Douglas MCT 14/08/2019
Desde já um dos maiores clássicos dos quadrinhos, ao lado de Watchmen, Maus e O Cavaleiro das Trevas
Não existe nada igual a essa graphic novel. Nada. Minha Coisa Favorita é Monstro é história em quadrinho. É literatura. É pintura clássica. É cinema e música e escultura. As 11 artes em uma só, num tributo formidável ao horror clássico, de alguém que conhece como pouco os monstros fantásticos (e os da vida real também), prestando ainda homenagens e referências para obras de arte famosas, as mitologias, as lendas locais, tratando de política e de História, de uma maneira natural, crua e cínica, mas sem abandonar a sensibilidade.
A história se passa em Chicago no final dos anos 60 e é narrada por Karen Reyes, uma menina de dez anos, fanática por histórias de terror, registrando tudo em um diário, feito com canetas esferográficas (na trama e na produção real do quadrinho, por Ferris). Cada folha tem linhas e buraquinhos típicos de um caderno mesmo. Se representando como um “lobismoça”, a protagonista encontra paralelos entre vizinhos e outras pessoas com os monstros clássicos (por isso vemos versões da criatura de Frankenstein, do Drácula, do Monstro da Lagoa Negra, de Mr. Hyde, entre tantos outros), que a fascinam. Por isso, ela lida tudo com bastante naturalidade. Ao contrário das verdadeiras abominações que ela acaba presenciando na vida real, como o assassinato de sua vizinha, o que serve de gatilho para o começo e desenvolvimento do enredo, que ainda aborda relações abusivas (em todas suas vertentes), bullying, racismo e homossexualidade, tudo embalado em uma velha e boa história de mistério e crime, com a mais pura nata do terror clássico de monstros, sendo várias histórias em uma.
Emil Ferris é uma artista de mão cheia, sem igual. Além do roteiro atípico e bem escrito, ela entrega páginas espetaculares, sem jamais manter um padrão ou um template. Com uma arte repleta de hachuras e “defeitos”, ela mostra personagens com visuais diferentes, tal qual são os humanos na vida real. Quando você acha que ela pode ter cometido qualquer erro no traço, logo ela mostra uma firmeza na página seguinte, com um retrato fiel e realista de uma pessoa, ou de um afresco famoso, retratado formidavelmente por aqui. E nessa inconstância proposital, Ferris nos leva pelo colosso que é este primeiro volume de seu quadrinho. As páginas são pequenas obras-primas, que não devem ser passadas com velocidade, merecem atenção e uma pausa antes da próxima folheada. Cada página e desenho trás uma surpresa ou informação escondida, seja crucial ou curiosidade, nada passa batido no trabalho minucioso da autora – que inclusive guarda uma história tão impressionante quanto a que está narrando.

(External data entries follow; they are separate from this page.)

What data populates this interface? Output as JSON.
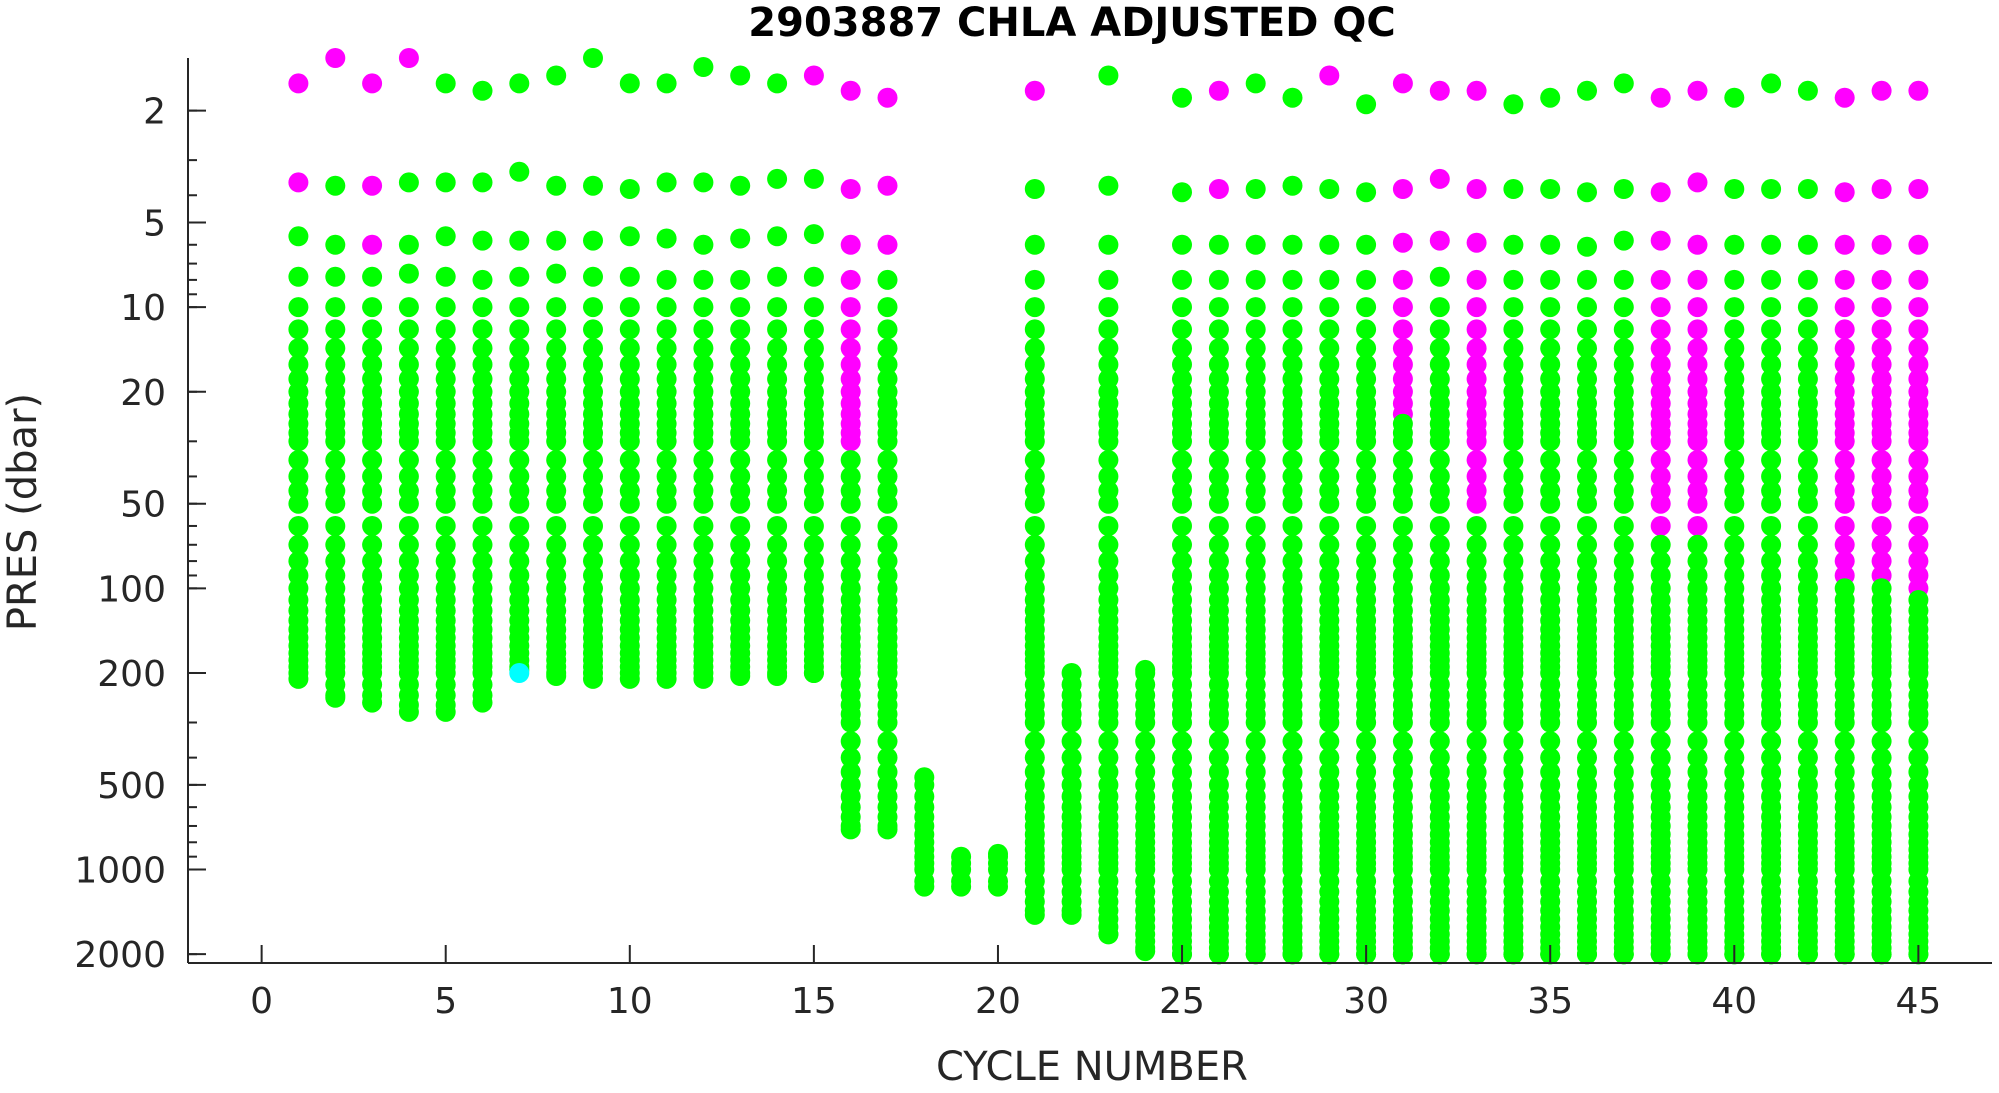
{
  "chart_data": {
    "type": "scatter",
    "title": "2903887  CHLA ADJUSTED QC",
    "xlabel": "CYCLE NUMBER",
    "ylabel": "PRES (dbar)",
    "xlim": [
      -2,
      47
    ],
    "ylim": [
      1.3,
      2150
    ],
    "yscale": "log",
    "y_reversed": true,
    "grid": false,
    "xticks": [
      0,
      5,
      10,
      15,
      20,
      25,
      30,
      35,
      40,
      45
    ],
    "yticks": [
      2,
      5,
      10,
      20,
      50,
      100,
      200,
      500,
      1000,
      2000
    ],
    "qc_colors": {
      "1": "#00ff00",
      "2": "#00ffff",
      "4": "#ff00ff"
    },
    "profile_levels": [
      1.6,
      4,
      6,
      8,
      10,
      12,
      14,
      16,
      18,
      20,
      22,
      24,
      26,
      28,
      30,
      35,
      40,
      45,
      50,
      60,
      70,
      80,
      90,
      100,
      110,
      120,
      130,
      140,
      150,
      160,
      170,
      180,
      190,
      200,
      220,
      240,
      260,
      280,
      300,
      350,
      400,
      450,
      500,
      550,
      600,
      650,
      700,
      750,
      800,
      850,
      900,
      950,
      1000,
      1100,
      1200,
      1300,
      1400,
      1500,
      1600,
      1700,
      1800,
      1900,
      2000
    ],
    "profiles": [
      {
        "cycle": 1,
        "top": 1.6,
        "max": 210,
        "bad_to": 1.6,
        "surface": [
          1.6,
          3.6,
          5.6,
          7.8,
          10
        ],
        "surface_qc": [
          4,
          4,
          1,
          1,
          1
        ]
      },
      {
        "cycle": 2,
        "top": 1.3,
        "max": 245,
        "bad_to": 1.3,
        "surface": [
          1.3,
          3.7,
          6,
          7.8,
          10
        ],
        "surface_qc": [
          4,
          1,
          1,
          1,
          1
        ]
      },
      {
        "cycle": 3,
        "top": 1.6,
        "max": 255,
        "bad_to": 1.6,
        "surface": [
          1.6,
          3.7,
          6,
          7.8,
          10
        ],
        "surface_qc": [
          4,
          4,
          4,
          1,
          1
        ]
      },
      {
        "cycle": 4,
        "top": 1.3,
        "max": 275,
        "bad_to": 1.3,
        "surface": [
          1.3,
          3.6,
          6,
          7.6,
          10
        ],
        "surface_qc": [
          4,
          1,
          1,
          1,
          1
        ]
      },
      {
        "cycle": 5,
        "top": 1.6,
        "max": 275,
        "bad_to": 0,
        "surface": [
          1.6,
          3.6,
          5.6,
          7.8,
          10
        ],
        "surface_qc": [
          1,
          1,
          1,
          1,
          1
        ]
      },
      {
        "cycle": 6,
        "top": 1.7,
        "max": 255,
        "bad_to": 0,
        "surface": [
          1.7,
          3.6,
          5.8,
          8,
          10
        ],
        "surface_qc": [
          1,
          1,
          1,
          1,
          1
        ]
      },
      {
        "cycle": 7,
        "top": 1.6,
        "max": 195,
        "bad_to": 0,
        "surface": [
          1.6,
          3.3,
          5.8,
          7.8,
          10
        ],
        "surface_qc": [
          1,
          1,
          1,
          1,
          1
        ],
        "qc2_at": 200
      },
      {
        "cycle": 8,
        "top": 1.5,
        "max": 205,
        "bad_to": 0,
        "surface": [
          1.5,
          3.7,
          5.8,
          7.6,
          10
        ],
        "surface_qc": [
          1,
          1,
          1,
          1,
          1
        ]
      },
      {
        "cycle": 9,
        "top": 1.3,
        "max": 210,
        "bad_to": 0,
        "surface": [
          1.3,
          3.7,
          5.8,
          7.8,
          10
        ],
        "surface_qc": [
          1,
          1,
          1,
          1,
          1
        ]
      },
      {
        "cycle": 10,
        "top": 1.6,
        "max": 210,
        "bad_to": 0,
        "surface": [
          1.6,
          3.8,
          5.6,
          7.8,
          10
        ],
        "surface_qc": [
          1,
          1,
          1,
          1,
          1
        ]
      },
      {
        "cycle": 11,
        "top": 1.6,
        "max": 210,
        "bad_to": 0,
        "surface": [
          1.6,
          3.6,
          5.7,
          8,
          10
        ],
        "surface_qc": [
          1,
          1,
          1,
          1,
          1
        ]
      },
      {
        "cycle": 12,
        "top": 1.4,
        "max": 210,
        "bad_to": 0,
        "surface": [
          1.4,
          3.6,
          6,
          8,
          10
        ],
        "surface_qc": [
          1,
          1,
          1,
          1,
          1
        ]
      },
      {
        "cycle": 13,
        "top": 1.5,
        "max": 205,
        "bad_to": 0,
        "surface": [
          1.5,
          3.7,
          5.7,
          8,
          10
        ],
        "surface_qc": [
          1,
          1,
          1,
          1,
          1
        ]
      },
      {
        "cycle": 14,
        "top": 1.6,
        "max": 205,
        "bad_to": 0,
        "surface": [
          1.6,
          3.5,
          5.6,
          7.8,
          10
        ],
        "surface_qc": [
          1,
          1,
          1,
          1,
          1
        ]
      },
      {
        "cycle": 15,
        "top": 1.5,
        "max": 200,
        "bad_to": 0,
        "surface": [
          1.5,
          3.5,
          5.5,
          7.8,
          10
        ],
        "surface_qc": [
          4,
          1,
          1,
          1,
          1
        ]
      },
      {
        "cycle": 16,
        "top": 1.7,
        "max": 720,
        "bad_to": 30,
        "surface": [
          1.7,
          3.8,
          6,
          8,
          10
        ],
        "surface_qc": [
          4,
          4,
          4,
          4,
          4
        ]
      },
      {
        "cycle": 17,
        "top": 1.8,
        "max": 720,
        "bad_to": 0,
        "surface": [
          1.8,
          3.7,
          6,
          8,
          10
        ],
        "surface_qc": [
          4,
          4,
          4,
          1,
          1
        ]
      },
      {
        "cycle": 18,
        "top": 470,
        "max": 1150,
        "bad_to": 0,
        "surface": [],
        "surface_qc": []
      },
      {
        "cycle": 19,
        "top": 900,
        "max": 1150,
        "bad_to": 0,
        "surface": [],
        "surface_qc": []
      },
      {
        "cycle": 20,
        "top": 880,
        "max": 1150,
        "bad_to": 0,
        "surface": [],
        "surface_qc": []
      },
      {
        "cycle": 21,
        "top": 1.7,
        "max": 1450,
        "bad_to": 1.7,
        "surface": [
          1.7,
          3.8,
          6,
          8,
          10
        ],
        "surface_qc": [
          4,
          1,
          1,
          1,
          1
        ]
      },
      {
        "cycle": 22,
        "top": 200,
        "max": 1450,
        "bad_to": 0,
        "surface": [],
        "surface_qc": []
      },
      {
        "cycle": 23,
        "top": 1.5,
        "max": 1700,
        "bad_to": 0,
        "surface": [
          1.5,
          3.7,
          6,
          8,
          10
        ],
        "surface_qc": [
          1,
          1,
          1,
          1,
          1
        ]
      },
      {
        "cycle": 24,
        "top": 195,
        "max": 1950,
        "bad_to": 0,
        "surface": [],
        "surface_qc": []
      },
      {
        "cycle": 25,
        "top": 1.8,
        "max": 2000,
        "bad_to": 0,
        "surface": [
          1.8,
          3.9,
          6,
          8,
          10
        ],
        "surface_qc": [
          1,
          1,
          1,
          1,
          1
        ]
      },
      {
        "cycle": 26,
        "top": 1.7,
        "max": 2000,
        "bad_to": 0,
        "surface": [
          1.7,
          3.8,
          6,
          8,
          10
        ],
        "surface_qc": [
          4,
          4,
          1,
          1,
          1
        ]
      },
      {
        "cycle": 27,
        "top": 1.6,
        "max": 2000,
        "bad_to": 0,
        "surface": [
          1.6,
          3.8,
          6,
          8,
          10
        ],
        "surface_qc": [
          1,
          1,
          1,
          1,
          1
        ]
      },
      {
        "cycle": 28,
        "top": 1.8,
        "max": 2000,
        "bad_to": 0,
        "surface": [
          1.8,
          3.7,
          6,
          8,
          10
        ],
        "surface_qc": [
          1,
          1,
          1,
          1,
          1
        ]
      },
      {
        "cycle": 29,
        "top": 1.5,
        "max": 2000,
        "bad_to": 0,
        "surface": [
          1.5,
          3.8,
          6,
          8,
          10
        ],
        "surface_qc": [
          4,
          1,
          1,
          1,
          1
        ]
      },
      {
        "cycle": 30,
        "top": 1.9,
        "max": 2000,
        "bad_to": 0,
        "surface": [
          1.9,
          3.9,
          6,
          8,
          10
        ],
        "surface_qc": [
          1,
          1,
          1,
          1,
          1
        ]
      },
      {
        "cycle": 31,
        "top": 1.6,
        "max": 2000,
        "bad_to": 25,
        "surface": [
          1.6,
          3.8,
          5.9,
          8,
          10
        ],
        "surface_qc": [
          4,
          4,
          4,
          4,
          4
        ]
      },
      {
        "cycle": 32,
        "top": 1.7,
        "max": 2000,
        "bad_to": 0,
        "surface": [
          1.7,
          3.5,
          5.8,
          7.8,
          10
        ],
        "surface_qc": [
          4,
          4,
          4,
          1,
          1
        ]
      },
      {
        "cycle": 33,
        "top": 1.7,
        "max": 2000,
        "bad_to": 50,
        "surface": [
          1.7,
          3.8,
          5.9,
          8,
          10
        ],
        "surface_qc": [
          4,
          4,
          4,
          4,
          4
        ]
      },
      {
        "cycle": 34,
        "top": 1.9,
        "max": 2000,
        "bad_to": 0,
        "surface": [
          1.9,
          3.8,
          6,
          8,
          10
        ],
        "surface_qc": [
          1,
          1,
          1,
          1,
          1
        ]
      },
      {
        "cycle": 35,
        "top": 1.8,
        "max": 2000,
        "bad_to": 0,
        "surface": [
          1.8,
          3.8,
          6,
          8,
          10
        ],
        "surface_qc": [
          1,
          1,
          1,
          1,
          1
        ]
      },
      {
        "cycle": 36,
        "top": 1.7,
        "max": 2000,
        "bad_to": 0,
        "surface": [
          1.7,
          3.9,
          6.1,
          8,
          10
        ],
        "surface_qc": [
          1,
          1,
          1,
          1,
          1
        ]
      },
      {
        "cycle": 37,
        "top": 1.6,
        "max": 2000,
        "bad_to": 0,
        "surface": [
          1.6,
          3.8,
          5.8,
          8,
          10
        ],
        "surface_qc": [
          1,
          1,
          1,
          1,
          1
        ]
      },
      {
        "cycle": 38,
        "top": 1.8,
        "max": 2000,
        "bad_to": 65,
        "surface": [
          1.8,
          3.9,
          5.8,
          8,
          10
        ],
        "surface_qc": [
          4,
          4,
          4,
          4,
          4
        ]
      },
      {
        "cycle": 39,
        "top": 1.7,
        "max": 2000,
        "bad_to": 60,
        "surface": [
          1.7,
          3.6,
          6,
          8,
          10
        ],
        "surface_qc": [
          4,
          4,
          4,
          4,
          4
        ]
      },
      {
        "cycle": 40,
        "top": 1.8,
        "max": 2000,
        "bad_to": 0,
        "surface": [
          1.8,
          3.8,
          6,
          8,
          10
        ],
        "surface_qc": [
          1,
          1,
          1,
          1,
          1
        ]
      },
      {
        "cycle": 41,
        "top": 1.6,
        "max": 2000,
        "bad_to": 0,
        "surface": [
          1.6,
          3.8,
          6,
          8,
          10
        ],
        "surface_qc": [
          1,
          1,
          1,
          1,
          1
        ]
      },
      {
        "cycle": 42,
        "top": 1.7,
        "max": 2000,
        "bad_to": 0,
        "surface": [
          1.7,
          3.8,
          6,
          8,
          10
        ],
        "surface_qc": [
          1,
          1,
          1,
          1,
          1
        ]
      },
      {
        "cycle": 43,
        "top": 1.8,
        "max": 2000,
        "bad_to": 90,
        "surface": [
          1.8,
          3.9,
          6,
          8,
          10
        ],
        "surface_qc": [
          4,
          4,
          4,
          4,
          4
        ]
      },
      {
        "cycle": 44,
        "top": 1.7,
        "max": 2000,
        "bad_to": 90,
        "surface": [
          1.7,
          3.8,
          6,
          8,
          10
        ],
        "surface_qc": [
          4,
          4,
          4,
          4,
          4
        ]
      },
      {
        "cycle": 45,
        "top": 1.7,
        "max": 2000,
        "bad_to": 100,
        "surface": [
          1.7,
          3.8,
          6,
          8,
          10
        ],
        "surface_qc": [
          4,
          4,
          4,
          4,
          4
        ]
      }
    ]
  }
}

Durante a produção desta graphic novel, Emil Ferris contraiu uma infecção do vírus do Nilo e ficou paralisada da cintura para baixo, perdendo a fala e os movimentos do braço direito por um longo período. Assim, foram cinco anos até que ela concluísse as mais de 400 páginas do gibi.
Sagaz em sua narrativa, a autora constrói a história principal e as de escanteio sem pressa e com um desenvolvimento preciso, levando o leitor próximo de revelar ou desvendar algo, para logo em seguida mudar o rumo e foco, em outro personagem, em outro contexto. Tudo se agrega ao fio principal, no sentido conceitual, sem gratuidade. Sabendo deixar as pontas soltas, Ferris intriga o público justamente quando escolhe o momento certo para puxá-las de novo, assim, nos levando junto até onde quer chegar, em um enredo improvável e nada clichê, subvertendo vários gêneros por onde caminha, enquanto nos encanta e nos assombra, com a realidade de alguns naquelas páginas, que certamente foi a realidade de muitos naquele período. Outro ponto positivo da HQ, está na autora usar de uma criança como protagonista, afinal, mesmo que esperta e com conhecimentos culturais que a favoreçam para desenvolver melhor os rumos da coisa, ela ainda é carregada de inocência e ingenuidade, que gradualmente vão sendo corrompidos com histórias de imigrantes judeus fugindo da Alemanha, de mortes próximas e de um mistério complicadíssimo envolvendo seu irmão, outra grande figura da trama.
A edição da Quadrinhos na Cia é suntuosa e respeita o material original em toda sua proposta, com um trabalho meticuloso de Américo Freiria no letreiramento, que recompôs tudo que Ferris fez, na adaptação dos textos para o português.
Esqueça os rótulos e as modinhas do momento. Minha Coisa Favorita é Monstro é um dos maiores quadrinhos de todos os tempos e vai te levar para uma história inesquecível. Quando terminar a leitura, você não será mais o mesmo.